İtfaiye Merdiveni

13 2 0
                                    

Kalabalik sınıfta en arka köşede oturmuş cenemi elime yaslamış düşünüyorum. Düşünüyorum. Ve yine düşünüyorum.

Kim ola ki? Eğer fizik defterimin arasindan düştüyse bu not, mutlaka bizim okuldan biri.

Kız mı? Pek sanmıyorum...

Yani benimle şaka yapmıyorlarsa...
Gerçi sınıfta benimle konuşmaya cesaret eden çok az kişi var.

Saka yapmaya cesaretlerinin olacağını hiç sanmıyorum.
Ama erkekler...

Onlarla da iletişimim pek yoktur.
Sınıfta Arda dışında pek konuşmam ki erkeklerle.

Arda, sınıftaki ezeli rakibim. Aynı zamanda mesafeli de olsa dostluğunu esirgemeyen biri. Son birkaç haftadir devamsızlığını kullandığı icin gelmeyip sınava çalışacağinı söyledi.

Mantiklı ama zamanlama yanlış.
Yani...
Belki daha sonra ben de yaparım.
Aman neyse simdi konumuz bu değil.
Mektubun sahibi...
Sümüklü böcek şahsı.
Kim ola ki? Kim...

Osman? Yok ya. Çocuğun derdi gücü bilgisayar oyunu. Okuma yazma bildiğinden bile emin değilim.

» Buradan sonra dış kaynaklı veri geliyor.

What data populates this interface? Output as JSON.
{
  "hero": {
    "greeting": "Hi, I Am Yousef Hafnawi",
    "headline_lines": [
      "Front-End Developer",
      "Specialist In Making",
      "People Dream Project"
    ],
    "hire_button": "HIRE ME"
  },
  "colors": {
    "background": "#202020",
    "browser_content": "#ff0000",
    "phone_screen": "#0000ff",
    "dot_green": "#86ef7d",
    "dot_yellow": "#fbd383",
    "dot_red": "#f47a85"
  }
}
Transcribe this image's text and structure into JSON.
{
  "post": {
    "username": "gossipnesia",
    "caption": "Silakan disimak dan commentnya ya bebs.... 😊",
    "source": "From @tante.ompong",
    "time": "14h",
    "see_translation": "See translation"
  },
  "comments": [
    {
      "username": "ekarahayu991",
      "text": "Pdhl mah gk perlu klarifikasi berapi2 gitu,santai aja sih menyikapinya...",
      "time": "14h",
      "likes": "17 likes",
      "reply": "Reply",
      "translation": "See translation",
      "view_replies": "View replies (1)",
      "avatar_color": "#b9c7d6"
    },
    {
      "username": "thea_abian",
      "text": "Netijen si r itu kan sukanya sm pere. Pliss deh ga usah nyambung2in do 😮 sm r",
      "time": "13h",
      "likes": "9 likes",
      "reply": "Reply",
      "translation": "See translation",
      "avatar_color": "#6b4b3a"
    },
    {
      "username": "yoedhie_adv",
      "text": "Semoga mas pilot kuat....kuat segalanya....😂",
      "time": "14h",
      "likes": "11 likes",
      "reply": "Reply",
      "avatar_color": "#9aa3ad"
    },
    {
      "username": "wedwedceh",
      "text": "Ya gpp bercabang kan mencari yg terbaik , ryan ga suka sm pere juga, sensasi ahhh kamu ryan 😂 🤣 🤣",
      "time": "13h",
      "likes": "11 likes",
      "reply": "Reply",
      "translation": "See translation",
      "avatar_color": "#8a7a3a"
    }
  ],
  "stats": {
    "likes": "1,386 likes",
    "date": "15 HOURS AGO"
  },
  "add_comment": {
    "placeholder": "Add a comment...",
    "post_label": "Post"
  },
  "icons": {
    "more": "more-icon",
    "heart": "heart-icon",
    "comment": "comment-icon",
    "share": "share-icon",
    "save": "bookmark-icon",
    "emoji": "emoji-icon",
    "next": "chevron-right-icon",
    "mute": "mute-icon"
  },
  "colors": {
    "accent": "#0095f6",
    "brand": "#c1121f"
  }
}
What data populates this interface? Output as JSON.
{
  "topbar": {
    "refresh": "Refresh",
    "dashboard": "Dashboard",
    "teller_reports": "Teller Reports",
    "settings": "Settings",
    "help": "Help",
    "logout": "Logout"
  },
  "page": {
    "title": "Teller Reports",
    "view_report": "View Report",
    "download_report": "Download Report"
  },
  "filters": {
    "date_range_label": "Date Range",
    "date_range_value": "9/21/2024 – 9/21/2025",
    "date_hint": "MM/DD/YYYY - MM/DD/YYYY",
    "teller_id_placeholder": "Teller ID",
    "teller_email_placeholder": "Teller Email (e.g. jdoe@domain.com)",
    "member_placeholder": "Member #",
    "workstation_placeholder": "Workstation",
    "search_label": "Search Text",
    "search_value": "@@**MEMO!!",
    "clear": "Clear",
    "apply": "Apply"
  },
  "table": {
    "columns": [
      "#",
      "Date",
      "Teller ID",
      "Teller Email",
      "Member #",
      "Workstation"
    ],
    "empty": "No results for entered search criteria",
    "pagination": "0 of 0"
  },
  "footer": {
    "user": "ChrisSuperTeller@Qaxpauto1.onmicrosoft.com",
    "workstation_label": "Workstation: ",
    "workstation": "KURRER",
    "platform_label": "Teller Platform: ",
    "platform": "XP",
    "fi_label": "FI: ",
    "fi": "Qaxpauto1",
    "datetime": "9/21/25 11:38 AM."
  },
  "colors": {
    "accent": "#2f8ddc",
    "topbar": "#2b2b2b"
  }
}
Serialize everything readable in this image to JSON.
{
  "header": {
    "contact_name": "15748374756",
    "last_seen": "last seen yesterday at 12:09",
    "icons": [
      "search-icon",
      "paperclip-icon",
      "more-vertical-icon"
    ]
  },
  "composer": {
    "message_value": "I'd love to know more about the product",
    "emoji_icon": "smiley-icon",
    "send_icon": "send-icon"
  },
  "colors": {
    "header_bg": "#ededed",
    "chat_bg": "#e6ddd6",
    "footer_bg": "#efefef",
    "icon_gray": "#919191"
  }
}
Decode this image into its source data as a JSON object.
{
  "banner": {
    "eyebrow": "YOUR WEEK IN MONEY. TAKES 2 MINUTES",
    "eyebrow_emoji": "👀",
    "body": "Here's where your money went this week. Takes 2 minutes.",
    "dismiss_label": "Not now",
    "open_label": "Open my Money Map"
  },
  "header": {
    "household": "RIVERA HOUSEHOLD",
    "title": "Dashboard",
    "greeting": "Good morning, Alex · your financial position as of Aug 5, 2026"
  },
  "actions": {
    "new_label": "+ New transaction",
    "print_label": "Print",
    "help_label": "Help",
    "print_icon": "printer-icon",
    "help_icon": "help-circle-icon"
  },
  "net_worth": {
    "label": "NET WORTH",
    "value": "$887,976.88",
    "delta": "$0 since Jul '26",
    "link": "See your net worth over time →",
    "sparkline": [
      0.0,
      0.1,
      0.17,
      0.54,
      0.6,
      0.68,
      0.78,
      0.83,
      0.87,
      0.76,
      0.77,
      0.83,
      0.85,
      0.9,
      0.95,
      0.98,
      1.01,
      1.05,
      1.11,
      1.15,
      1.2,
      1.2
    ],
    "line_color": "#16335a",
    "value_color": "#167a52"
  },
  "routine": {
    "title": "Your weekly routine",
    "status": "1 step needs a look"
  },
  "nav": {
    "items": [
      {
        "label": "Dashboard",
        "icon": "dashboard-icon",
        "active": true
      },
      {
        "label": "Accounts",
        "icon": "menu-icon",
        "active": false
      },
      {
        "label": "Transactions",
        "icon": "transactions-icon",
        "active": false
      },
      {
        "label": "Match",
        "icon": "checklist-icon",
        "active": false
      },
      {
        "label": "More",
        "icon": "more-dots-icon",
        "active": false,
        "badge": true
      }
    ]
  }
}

Furkan? Ay hayır. Yani... Onu on birinci sıniftan beri tanıyorum. Düzgün bir tipti. Hala öyle...

Öf ne saçmalıyorum ben?!

Hem notta dememiş mi 'ben seni unutamadım' diye. Demekki eskiden beri tanıdığım biri.

"Mısra."

Tepemde beni dürtükleyen Sude'ye döndüm. Ders baslamak üzereydi muhtemelen.

Bir de şu geçen günkü olay var.
Yalan olayının üzeriden beş gün gecmişti neredeyse. O zamandan beri Eren'i hic görmemiştim. Pelin'le de aynı sınıfta olduğumuz icin karşılaşıyorduk ama anlık bakışmalar dışında ikimizin de konuşmaya hic niyeti yoktu.

Ne hali varsa görsün. Zerre umurum değil.

Sude ve Gözde ne kadar aramızdaki sorunu çozmek için cabalasa da bu konuda onlara pek fırsat verdiğim soylenemez. Benim icin şu anlık ders olmalı etrafimda. Test kitaplarımla dostluğumu kimseye değişmiyorum.

"Mısra." Dedi Sude tekrar.

"Hı?" Dedim sınıftakileri dikizlerken.

"Şu soruma baksana bi."

Uzattığı geometri sorusuna bakarak yüzümü buruşturdum.

"Çemberin çevresini bulacaksın."

"Aaa, öyle miymiş?"

"Evet." Dedim düz ve net bir sesle. Sanırım bu son olanlardan sonra Sude ve Gözde'ye de soğuk davranmaya başlamıştım. Kırıcı değilim ama soguğum. Gözde bizden farklı bir sınıfta olduğu için genellikle okul dönüşlerinde karşılaşıyoruz. Ama Sude ile aynı sınıfı paylaşınca onun bu soğukluğu hissetmesi daha olağan.

"Mısra, biliyorum çemberin çevresini. "

Bana net bir şekilde baktı. Ancak o konuşamadan hoca içeriye girdi. Ve ardından da uzunca bir çocuk girdi.

Bi-
Bir saniye...

Aniden Pelin'in tuhaf bakışlarını bana dondürdüğünü fark ettim. Aynı anda ben de ona döndüm.

Uzun buğday tenli siyah çocuk sınıfa göz gezdirince en son bakışları beni buldu ve genişçe sırıttı.

"Arkadaşlar sınıfımıza yeni bir arkadaşınız geldi."

Sonra öğrenciye dönerek
"Kendini tanıtır mısın?" Dedi.

Kalın tok bir sesle bana hala sırıtarak bakıp sınıfa kendini tanıttı.